The band has made trips to Philadelphia, Nashville, Florida, Bermuda, Magic City Classic, the Florida Classic in Orlando, and to the nation's second largest St. Patrick's Day parade, in Savannah. They were invited to perform at the New England Patriots' halftime show and selected members performed at the Super Bowl XXXIII halftime show. The percussion section, known as DDD (Douglass Deadly Drummers), have been featured on television, opening show for nationally televised games, and performing for known celebrities and government officials. In 2005, DDD won the First City and Statewide Drumline Competition, first place in APS and third place in State, bringing home the first cash prize and trophy for a single performance. The Douglass Deadly Drummers won a drumline competition against Osborne High School on September 17, 2011.

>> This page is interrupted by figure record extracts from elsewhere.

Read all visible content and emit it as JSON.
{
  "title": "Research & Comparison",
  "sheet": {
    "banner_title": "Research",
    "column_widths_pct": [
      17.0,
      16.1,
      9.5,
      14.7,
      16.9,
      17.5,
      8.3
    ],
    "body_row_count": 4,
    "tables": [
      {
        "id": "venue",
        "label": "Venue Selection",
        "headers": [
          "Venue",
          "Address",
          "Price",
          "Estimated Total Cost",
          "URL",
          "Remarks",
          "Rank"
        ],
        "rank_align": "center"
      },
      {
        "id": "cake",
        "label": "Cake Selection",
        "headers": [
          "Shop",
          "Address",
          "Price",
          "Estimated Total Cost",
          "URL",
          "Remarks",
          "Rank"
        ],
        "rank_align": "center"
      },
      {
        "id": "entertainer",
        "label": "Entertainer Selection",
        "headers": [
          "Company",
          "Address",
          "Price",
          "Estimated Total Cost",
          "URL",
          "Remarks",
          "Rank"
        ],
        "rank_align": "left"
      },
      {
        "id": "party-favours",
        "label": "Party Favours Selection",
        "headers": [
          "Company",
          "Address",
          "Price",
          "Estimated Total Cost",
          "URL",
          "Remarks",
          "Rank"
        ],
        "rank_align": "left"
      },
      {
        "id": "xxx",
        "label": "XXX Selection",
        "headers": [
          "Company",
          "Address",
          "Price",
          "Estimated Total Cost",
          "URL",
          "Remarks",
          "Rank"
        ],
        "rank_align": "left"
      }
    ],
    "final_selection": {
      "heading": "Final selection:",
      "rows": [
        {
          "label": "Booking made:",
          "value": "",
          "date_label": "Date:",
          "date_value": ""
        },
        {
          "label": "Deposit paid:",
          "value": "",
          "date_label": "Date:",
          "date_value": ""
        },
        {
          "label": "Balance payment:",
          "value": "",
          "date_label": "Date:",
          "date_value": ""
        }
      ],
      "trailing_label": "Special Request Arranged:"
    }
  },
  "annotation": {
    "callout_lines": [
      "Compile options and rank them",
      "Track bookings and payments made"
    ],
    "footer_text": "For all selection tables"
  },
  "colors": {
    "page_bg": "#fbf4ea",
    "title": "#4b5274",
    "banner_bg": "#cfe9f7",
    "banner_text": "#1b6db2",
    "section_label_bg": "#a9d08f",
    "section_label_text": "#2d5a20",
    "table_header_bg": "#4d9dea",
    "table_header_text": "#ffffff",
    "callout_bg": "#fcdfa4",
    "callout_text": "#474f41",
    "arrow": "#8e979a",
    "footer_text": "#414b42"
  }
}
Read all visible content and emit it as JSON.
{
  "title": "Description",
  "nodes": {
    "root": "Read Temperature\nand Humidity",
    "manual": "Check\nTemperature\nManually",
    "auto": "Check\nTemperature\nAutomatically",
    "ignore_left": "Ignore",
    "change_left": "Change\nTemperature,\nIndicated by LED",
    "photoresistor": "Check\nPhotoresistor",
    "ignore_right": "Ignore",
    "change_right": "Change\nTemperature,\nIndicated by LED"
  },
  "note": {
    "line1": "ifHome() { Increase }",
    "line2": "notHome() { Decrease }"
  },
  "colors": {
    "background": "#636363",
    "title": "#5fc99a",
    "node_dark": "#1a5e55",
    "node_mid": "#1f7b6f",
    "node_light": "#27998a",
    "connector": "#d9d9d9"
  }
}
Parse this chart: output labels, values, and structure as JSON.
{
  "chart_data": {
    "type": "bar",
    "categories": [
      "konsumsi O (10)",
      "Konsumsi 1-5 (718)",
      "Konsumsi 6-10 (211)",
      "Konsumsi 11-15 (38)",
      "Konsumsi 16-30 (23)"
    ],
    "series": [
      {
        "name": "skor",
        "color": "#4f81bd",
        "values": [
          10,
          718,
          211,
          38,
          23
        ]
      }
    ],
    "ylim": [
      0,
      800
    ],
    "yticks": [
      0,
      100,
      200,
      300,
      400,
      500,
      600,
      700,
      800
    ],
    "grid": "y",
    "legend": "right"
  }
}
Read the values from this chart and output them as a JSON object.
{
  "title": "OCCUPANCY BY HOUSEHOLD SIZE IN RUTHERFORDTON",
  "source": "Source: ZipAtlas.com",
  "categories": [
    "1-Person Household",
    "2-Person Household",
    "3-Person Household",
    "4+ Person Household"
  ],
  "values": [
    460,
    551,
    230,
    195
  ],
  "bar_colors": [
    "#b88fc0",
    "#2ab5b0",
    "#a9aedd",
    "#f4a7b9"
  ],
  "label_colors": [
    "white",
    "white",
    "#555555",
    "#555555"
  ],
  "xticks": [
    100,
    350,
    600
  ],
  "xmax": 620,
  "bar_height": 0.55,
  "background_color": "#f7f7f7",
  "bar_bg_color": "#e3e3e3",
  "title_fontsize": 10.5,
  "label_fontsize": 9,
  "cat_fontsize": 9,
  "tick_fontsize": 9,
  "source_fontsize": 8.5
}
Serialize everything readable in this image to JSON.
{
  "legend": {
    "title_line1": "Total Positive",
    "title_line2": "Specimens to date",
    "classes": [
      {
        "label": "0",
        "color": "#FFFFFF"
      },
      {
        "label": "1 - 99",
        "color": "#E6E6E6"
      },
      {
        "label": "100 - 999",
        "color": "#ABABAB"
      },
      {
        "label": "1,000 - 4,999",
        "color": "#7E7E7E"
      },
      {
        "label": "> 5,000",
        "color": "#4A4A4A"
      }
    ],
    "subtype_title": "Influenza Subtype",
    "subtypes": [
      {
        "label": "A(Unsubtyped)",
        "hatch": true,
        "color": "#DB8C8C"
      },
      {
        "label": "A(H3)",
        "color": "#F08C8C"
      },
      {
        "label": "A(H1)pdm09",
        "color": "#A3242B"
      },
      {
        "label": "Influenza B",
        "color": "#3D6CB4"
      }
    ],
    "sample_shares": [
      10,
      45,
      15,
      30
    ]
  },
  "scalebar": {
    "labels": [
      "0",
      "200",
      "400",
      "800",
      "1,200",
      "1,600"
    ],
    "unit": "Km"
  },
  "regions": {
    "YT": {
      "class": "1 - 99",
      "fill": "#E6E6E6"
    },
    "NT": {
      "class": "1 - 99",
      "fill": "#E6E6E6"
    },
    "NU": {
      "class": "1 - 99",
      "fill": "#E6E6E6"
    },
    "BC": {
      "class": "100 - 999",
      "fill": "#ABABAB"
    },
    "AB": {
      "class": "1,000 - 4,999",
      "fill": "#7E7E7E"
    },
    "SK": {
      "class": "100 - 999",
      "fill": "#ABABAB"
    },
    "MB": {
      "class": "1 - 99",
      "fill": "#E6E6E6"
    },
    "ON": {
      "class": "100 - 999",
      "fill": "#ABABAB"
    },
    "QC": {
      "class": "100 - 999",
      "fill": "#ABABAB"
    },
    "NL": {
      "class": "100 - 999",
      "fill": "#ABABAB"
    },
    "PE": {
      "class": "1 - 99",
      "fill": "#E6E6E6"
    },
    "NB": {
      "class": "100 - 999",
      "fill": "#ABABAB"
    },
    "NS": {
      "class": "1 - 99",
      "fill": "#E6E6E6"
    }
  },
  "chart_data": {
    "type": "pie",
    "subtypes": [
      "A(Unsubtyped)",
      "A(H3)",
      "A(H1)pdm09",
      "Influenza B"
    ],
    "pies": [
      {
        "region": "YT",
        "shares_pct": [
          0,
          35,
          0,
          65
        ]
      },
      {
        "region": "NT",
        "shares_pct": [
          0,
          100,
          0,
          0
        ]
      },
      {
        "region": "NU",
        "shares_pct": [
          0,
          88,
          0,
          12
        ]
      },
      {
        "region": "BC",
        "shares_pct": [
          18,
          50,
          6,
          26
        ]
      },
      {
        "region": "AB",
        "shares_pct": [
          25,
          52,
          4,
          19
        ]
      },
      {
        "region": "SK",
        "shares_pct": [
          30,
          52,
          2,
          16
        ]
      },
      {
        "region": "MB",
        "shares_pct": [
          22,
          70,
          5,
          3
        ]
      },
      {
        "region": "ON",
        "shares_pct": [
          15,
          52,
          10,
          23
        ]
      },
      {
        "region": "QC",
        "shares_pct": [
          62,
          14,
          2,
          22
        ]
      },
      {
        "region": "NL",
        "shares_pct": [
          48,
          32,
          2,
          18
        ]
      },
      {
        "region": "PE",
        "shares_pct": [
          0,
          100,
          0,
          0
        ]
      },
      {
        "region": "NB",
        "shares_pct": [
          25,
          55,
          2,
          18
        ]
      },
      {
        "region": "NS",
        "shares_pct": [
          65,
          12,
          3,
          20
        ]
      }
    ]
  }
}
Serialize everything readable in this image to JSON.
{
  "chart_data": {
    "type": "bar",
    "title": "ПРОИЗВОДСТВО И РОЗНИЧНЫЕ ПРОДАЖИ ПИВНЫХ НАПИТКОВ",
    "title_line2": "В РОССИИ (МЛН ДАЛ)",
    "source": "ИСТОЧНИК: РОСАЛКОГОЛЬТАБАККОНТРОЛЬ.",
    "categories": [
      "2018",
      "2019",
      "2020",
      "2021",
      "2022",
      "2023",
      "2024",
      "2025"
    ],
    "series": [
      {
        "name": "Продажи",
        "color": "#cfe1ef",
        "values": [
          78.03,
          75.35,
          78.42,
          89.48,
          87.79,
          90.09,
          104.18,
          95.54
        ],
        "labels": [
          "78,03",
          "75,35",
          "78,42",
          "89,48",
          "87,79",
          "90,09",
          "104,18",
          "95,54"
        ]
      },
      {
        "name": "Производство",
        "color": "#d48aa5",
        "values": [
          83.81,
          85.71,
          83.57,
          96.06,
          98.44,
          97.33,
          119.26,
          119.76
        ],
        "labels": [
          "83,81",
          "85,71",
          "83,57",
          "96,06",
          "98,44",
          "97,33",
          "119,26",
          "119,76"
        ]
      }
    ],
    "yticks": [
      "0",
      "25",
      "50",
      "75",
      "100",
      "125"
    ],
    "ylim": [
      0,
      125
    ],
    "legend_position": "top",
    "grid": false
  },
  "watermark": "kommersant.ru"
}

In 2017 The band also received first place at the Annual High stepping nationals competition in North Carolina and also placed first in ; Auxiliary, Music, And also Best drum major . They also marched in two Mardi Gras parades (Thoth & Rex) thanks to tuba section leader Stephon Wheeler who reached out to artist and alumni Killer Mike, Lil Jon and T.I who all contributed funds and helped fundraise for the trip.

“Where there is no struggle, there is no progress”

Band director Micah Wynn along with Stephon and drum major Joshua Koonce were interviewed by The Atlanta Journal-Constitution and WGCL-TV (cbs 46) making the public aware of their efforts to get the band to New Orleans.